Степан Андреевич поглядел на окно домика и вдруг испытал чувство человека, увидевшего под ногами змею. Мурашки пробежали у него по спине. Из окна пристально глядел на него... труп Бороновского. Впрочем, труп этот вдруг пошевелился и исчез внезапно, как Мефистофель в тумане.
- Сюды, сюды, - бормотала настойчиво девочка, - сюды, пан.
Степан Андреевич с некоторым удивлением последовал за ней.
Он вошел в светлые сени.
- Це живет пан Бороновский, - сказала девочка, приотворяя дверь.
- Да, да, - послышался хриплый голос.
В большом кресле, обложенный подушками, сидел Бороновский, пытаясь любезно улыбнуться и как-то странно, словно с жадностью, смотря на гостя. Он дрожал, как в лихорадке, поминутно утирая платочком лоб.
- Меня действительно трудно найти, - сказал он, - я увидал, как вы стоите и озираетесь... Хорошо, что была тут Галька... я уж ее послал... А сам я даже крикнуть не способен... Подошел бы к окну и... упал... Ужасная слабость...
- Да, здесь такая путаница в этих закоулках, - сказал Степан Андреевич, не совсем уясняя себе, в чем дело.
- Спасибо вам... спасибо вам, что навестили... Сейчас зайдет еще Андрей Петрович... это наш доктор, старинный баклажанец... Фамилия его Шторов, отличный врач и человек в высшей степени гуманный... Он имеет доброту меня сейчас пользовать, что при моих малых средствах является истинным благодеянием с его стороны... Хотя я стараюсь оплатить ему книгами... У меня все, что осталось, - это книги... Вон там в углу шкапчик... Есть очень хорошие сочинения, не говоря уже о классиках, которые представлены полностью... У Шеллера-Михайлова только не хватает пятого тома, зачитал один агроном... и не по своей вине... убит он был очень зверским образом... А доктор наш - большой любитель чтения... Есть еще по-немецки Гете и Шиллер... Гейне я продал... он слишком насмешлив... Всегда начинается у него так высоко, а в конце обязательно осмеет все... чувство... и так это тяжело... Есть Золя и Гюи де Мопассан... их многие считают неприличными писателями, а, по-моему, они очень верно пишут... Иногда фривольно... но это уж французская черточка... Еще вот Альфонс Додэ... "Письма с мельни..."

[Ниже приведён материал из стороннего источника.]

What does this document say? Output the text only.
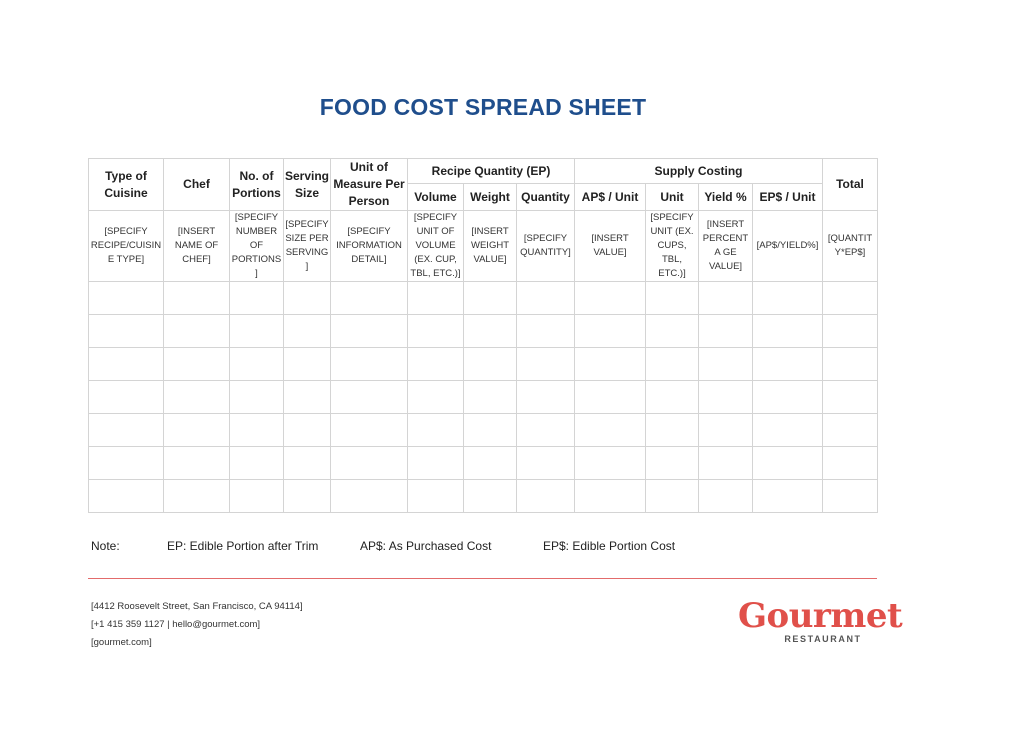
FOOD COST SPREAD SHEET
Type of Cuisine	Chef	No. of Portions	Serving Size	Unit of Measure Per Person	Recipe Quantity (EP)			Supply Costing				Total
					Volume	Weight	Quantity	AP$ / Unit	Unit	Yield %	EP$ / Unit	
[SPECIFY RECIPE/CUISINE TYPE]	[INSERT NAME OF CHEF]	[SPECIFY NUMBER OF PORTIONS ]	[SPECIFY SIZE PER SERVING ]	[SPECIFY INFORMATION DETAIL]	[SPECIFY UNIT OF VOLUME (EX. CUP, TBL, ETC.)]	[INSERT WEIGHT VALUE]	[SPECIFY QUANTITY]	[INSERT VALUE]	[SPECIFY UNIT (EX. CUPS, TBL, ETC.)]	[INSERT PERCENTA GE VALUE]	[AP$/YIELD%]	[QUANTIT Y*EP$]

Note:	EP: Edible Portion after Trim	AP$: As Purchased Cost	EP$: Edible Portion Cost
[4412 Roosevelt Street, San Francisco, CA 94114]
[+1 415 359 1127 | hello@gourmet.com]
[gourmet.com]
Gourmet
RESTAURANT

Бороновский вдруг ухватился за ручки кресла и странно хрюкнул.
- Вы не так много говорите, - посоветовал Степан Андреевич.
Тот кивнул головой и выдавил улыбку.
- Лучше вы говорите, - прошептал он, - скажите, вы сами обо мне вспомнили, или... Вера Александровна была так добра, что просила вас?
Он остановился и затрясся, ожидая ответа.
- Вера Александровна тоже говорила...
- Что же она говорила?
- Она удивлялась, что вы к нам не заходите...
Бороновский выразил при этом какое-то радостное недоумение.
- Она удивлялась? Как же она удивлялась?
- Говорила: "Что-то Петр Павлович к нам давно не заходил".